CAIRO – 26 September 2017: September 26 marks the premiere of the 1969 American sitcom "The Brady Bunch," which became a pop-culture staple despite poor reviews at the time. The show went on to spawn numerous movies and spinoffs.
The show was the brainchild of Sherwood Schwartz, best known for creating Gilligan’s Island. Inspired by a newspaper article on the number of families in the U.S. that had children from previous marriages, Schwartz started working on the idea that would eventually become the "Brady Bunch," which involved a blended family of a man with three sons marrying a woman with three daughters.
Set in Los Angeles, the show followed single mother Carol (Florence Henderson) and her three daughters (Maureen McCormick, Susan Olsen, and Eve Plumb) as she marries architect Mike Brady (Robert Reed), a widower with three sons (Mike Lookinland, Barry Williams, and Christopher Knight).
Together, they deal with getting to know each other’s children while juggling their own parenting as their kids enter their teenaged years, leading to plenty of hilarious antics. The show aired for five seasons across 177 episodes on ABC network until it finished on 1974, though that would not be the last time the "Brady Bunch" would grace TV.
Come 1977, an unauthorized spinoff of “The Brady Bunch” titled, "The Brady Bunch Hour," was produced, and featured most of the original cast in 81-hour comedic skits, which featured musical and dance performances. Then in 1981, came the first authorized “Brady Bunch” spinoff, "The Brady Brides," which involved daughters Marcia (McCormick) and Jan (Plumb) getting married and sharing a home with their new husbands. This show was the last time the original cast would all be together.
With 1988, “A Very Brady Christmas” came along, which became the highest-rated TV film of the year. It featured the whole Brady family reuniting for Christmas, their parents aged and the children all grown up with families of their own now. Having been such a success, Schwartz was contacted by CBS to produce a grown-up, more dramatic spinoff called “The Bradys,” set in the 90s and showing the lives of the Bradys as adults, living in a new generation.
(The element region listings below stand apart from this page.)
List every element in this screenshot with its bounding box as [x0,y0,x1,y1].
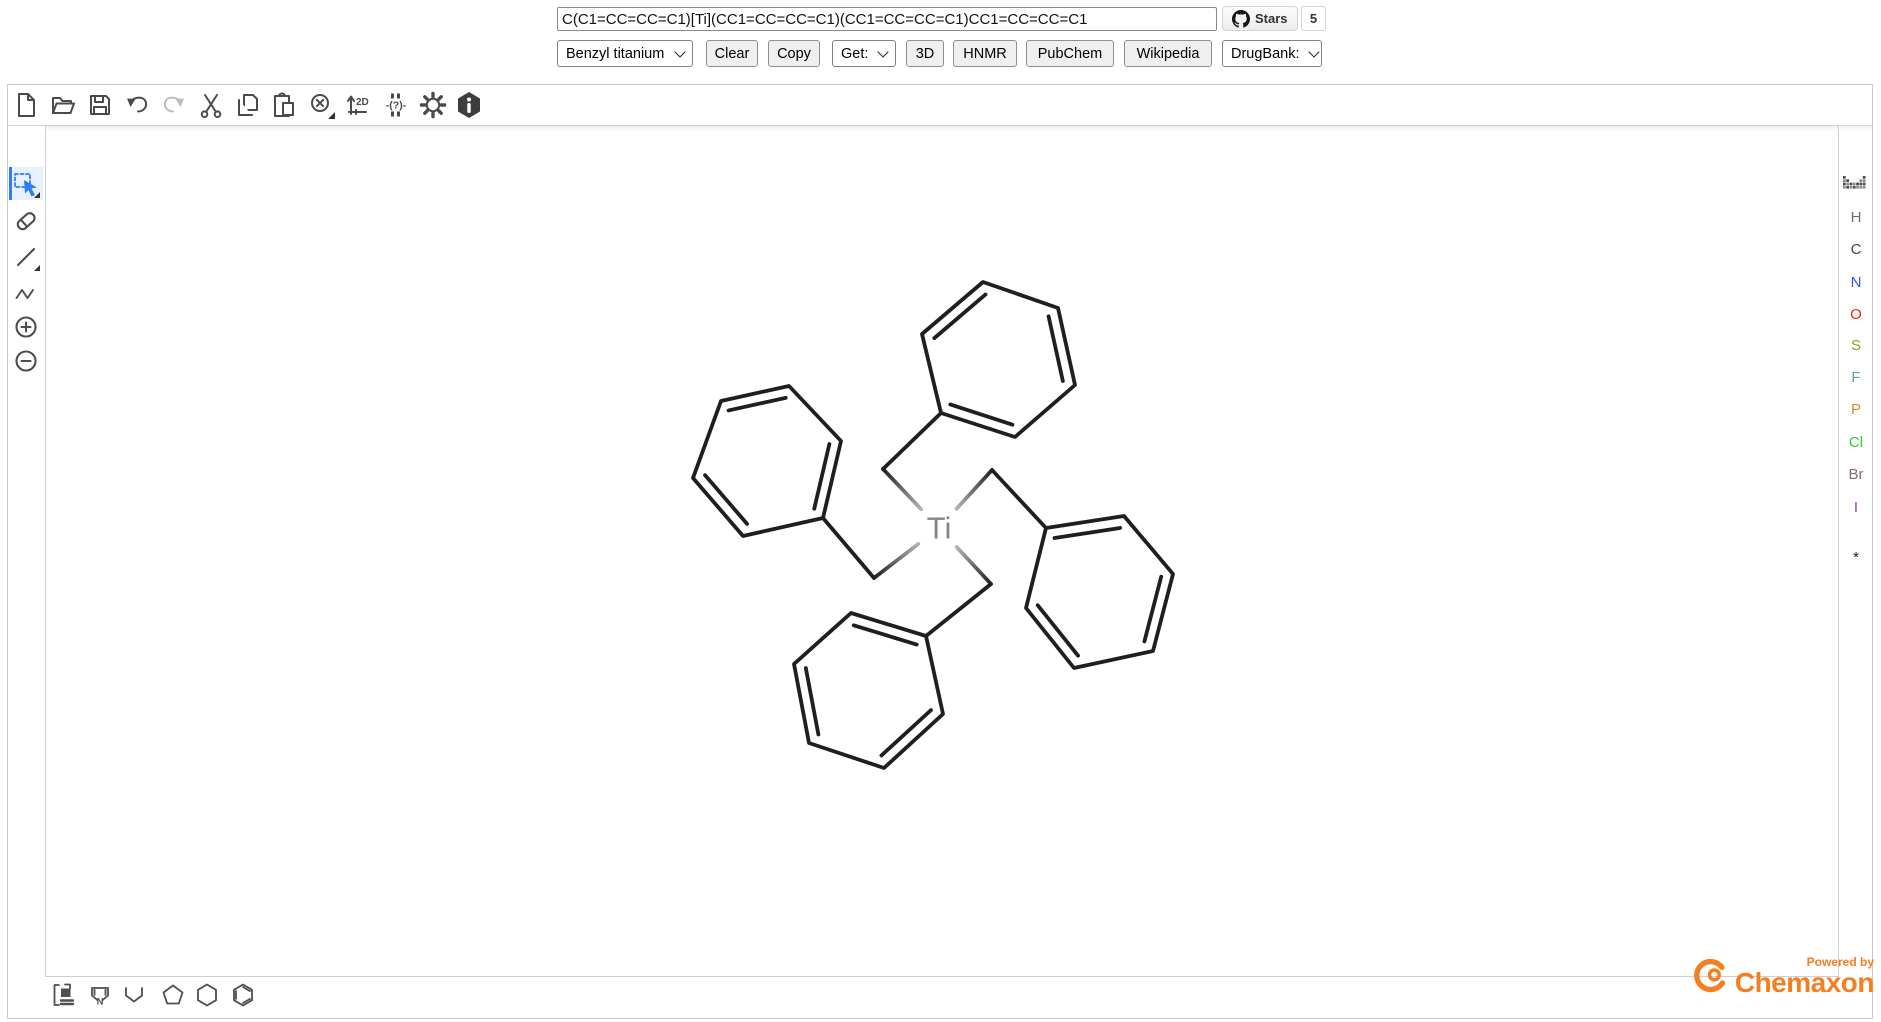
cyclopentadiene-template-icon[interactable] [120,981,148,1009]
eraser-tool[interactable] [9,204,43,237]
zoom-out-tool[interactable] [9,344,43,377]
hnmr-button[interactable]: HNMR [953,40,1017,67]
benzene-template-icon[interactable] [229,981,257,1009]
element-f[interactable]: F [1840,365,1872,389]
clear-canvas-icon[interactable] [306,90,336,120]
copy-button[interactable]: Copy [768,40,820,67]
copy-icon[interactable] [233,90,263,120]
github-stars-label: Stars [1255,11,1288,26]
element-s[interactable]: S [1840,333,1872,357]
redo-icon[interactable] [158,90,188,120]
main-toolbar: 2D -(?)- [8,85,1872,126]
abbreviated-groups-icon[interactable]: -(?)- [381,90,411,120]
pubchem-button[interactable]: PubChem [1026,40,1114,67]
cut-icon[interactable] [196,90,226,120]
element-i[interactable]: I [1840,495,1872,519]
element-h[interactable]: H [1840,205,1872,229]
about-info-icon[interactable] [454,90,484,120]
svg-text:2D: 2D [356,97,369,108]
pyrrole-template-icon[interactable]: N [86,981,114,1009]
molecule-select[interactable]: Benzyl titanium [557,40,693,67]
chevron-down-icon [674,46,685,57]
cyclopentane-template-icon[interactable] [159,981,187,1009]
element-br[interactable]: Br [1840,462,1872,486]
chevron-down-icon [1308,46,1319,57]
clean-2d-icon[interactable]: 2D [343,90,373,120]
open-icon[interactable] [48,90,78,120]
smiles-input[interactable] [557,7,1217,31]
get-select[interactable]: Get: [832,40,896,67]
github-star-count[interactable]: 5 [1301,6,1326,31]
select-rectangle-tool[interactable] [9,167,43,200]
marvin-sketch-app: Stars 5 Benzyl titanium Clear Copy Get: … [0,0,1881,1022]
svg-text:-(?)-: -(?)- [386,100,407,112]
settings-gear-icon[interactable] [418,90,448,120]
template-toolbar: N [8,978,1872,1017]
github-icon [1232,10,1250,28]
element-cl[interactable]: Cl [1840,430,1872,454]
cyclohexane-template-icon[interactable] [193,981,221,1009]
element-o[interactable]: O [1840,302,1872,326]
element-c[interactable]: C [1840,237,1872,261]
chemaxon-logo-icon [1694,953,1729,999]
left-tool-strip [8,126,45,1017]
save-icon[interactable] [85,90,115,120]
drawing-canvas[interactable] [45,125,1839,977]
element-palette: H C N O S F P Cl Br I * [1840,126,1872,1017]
wikipedia-button[interactable]: Wikipedia [1124,40,1212,67]
svg-text:N: N [97,997,104,1008]
clear-button[interactable]: Clear [706,40,758,67]
3d-button[interactable]: 3D [906,40,944,67]
new-document-icon[interactable] [11,90,41,120]
element-any[interactable]: * [1840,545,1872,569]
paste-icon[interactable] [269,90,299,120]
undo-icon[interactable] [123,90,153,120]
abbreviated-group-template-icon[interactable] [49,981,77,1009]
chemaxon-branding[interactable]: Powered by Chemaxon [1694,950,1874,1002]
drugbank-select[interactable]: DrugBank: [1222,40,1322,67]
sketcher-frame: 2D -(?)- [7,84,1873,1019]
chemaxon-wordmark: Chemaxon [1735,969,1874,997]
github-stars-button[interactable]: Stars [1222,6,1298,31]
zoom-in-tool[interactable] [9,310,43,343]
chain-tool[interactable] [9,276,43,309]
chevron-down-icon [877,46,888,57]
single-bond-tool[interactable] [9,240,43,273]
element-n[interactable]: N [1840,270,1872,294]
periodic-table-icon[interactable] [1843,176,1869,197]
element-p[interactable]: P [1840,397,1872,421]
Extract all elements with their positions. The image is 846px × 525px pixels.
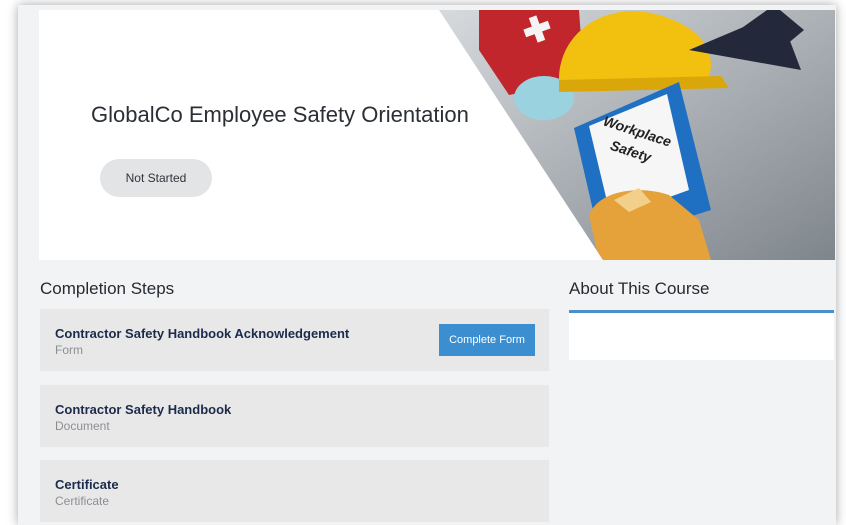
- step-type: Form: [55, 343, 83, 357]
- course-hero: Workplace Safety GlobalCo Employee Safet…: [39, 10, 835, 260]
- workplace-safety-banner-icon: Workplace Safety: [439, 10, 835, 260]
- step-item-acknowledgement[interactable]: Contractor Safety Handbook Acknowledgeme…: [40, 309, 549, 371]
- status-label: Not Started: [125, 171, 187, 185]
- status-badge: Not Started: [100, 159, 212, 197]
- step-type: Document: [55, 419, 110, 433]
- step-item-handbook[interactable]: Contractor Safety Handbook Document: [40, 385, 549, 447]
- step-type: Certificate: [55, 494, 110, 508]
- step-title[interactable]: Contractor Safety Handbook: [55, 402, 231, 417]
- about-course-heading: About This Course: [569, 279, 710, 298]
- about-course-panel: [569, 310, 834, 360]
- course-title: GlobalCo Employee Safety Orientation: [91, 102, 469, 127]
- step-title[interactable]: Contractor Safety Handbook Acknowledgeme…: [55, 326, 349, 341]
- step-item-certificate[interactable]: Certificate Certificate: [40, 460, 549, 522]
- complete-form-button[interactable]: Complete Form: [439, 324, 535, 356]
- step-title[interactable]: Certificate: [55, 477, 119, 492]
- course-page: Workplace Safety GlobalCo Employee Safet…: [18, 5, 836, 525]
- completion-steps-heading: Completion Steps: [40, 279, 175, 298]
The show failed due to its timeslot however, and quickly faded into obscurity.
Paramount studios would produce a comedic parody of “The Brady Bunch” in 1995 with the film “The Brady Bunch Movie,” which transported the wholesome family values of the original show into the 90s, an era they are completely out of place in, as their neighbors threaten to sell their house. It was followed by a sequel, "A Very Brady Sequel," in 1996, which was then followed in 2002 by “The Brady Bunch in the White House,” though it was not as well-received as the first two movies.
Behind the scenes painted a very different picture of "The Brady Bunch," however. In 1992, the actor for Brady, son Greg (Williams) published a memoir titled Growing Up Brady: I Was a Teenage Greg , which aimed the light on some of the more unsavory elements that occurred behind the camera, such as off-screen romance, drug use and even a play-date between William and his Brady mother. The book was even adapted into a movie in 2000.
Though not much of a critical series when it first aired back in the 70s, the show’s constant syndication allowed it to worm its ways into the hearts of future generations, becoming a staple of American culture and an idealized, nostalgic reminder for a bygone era.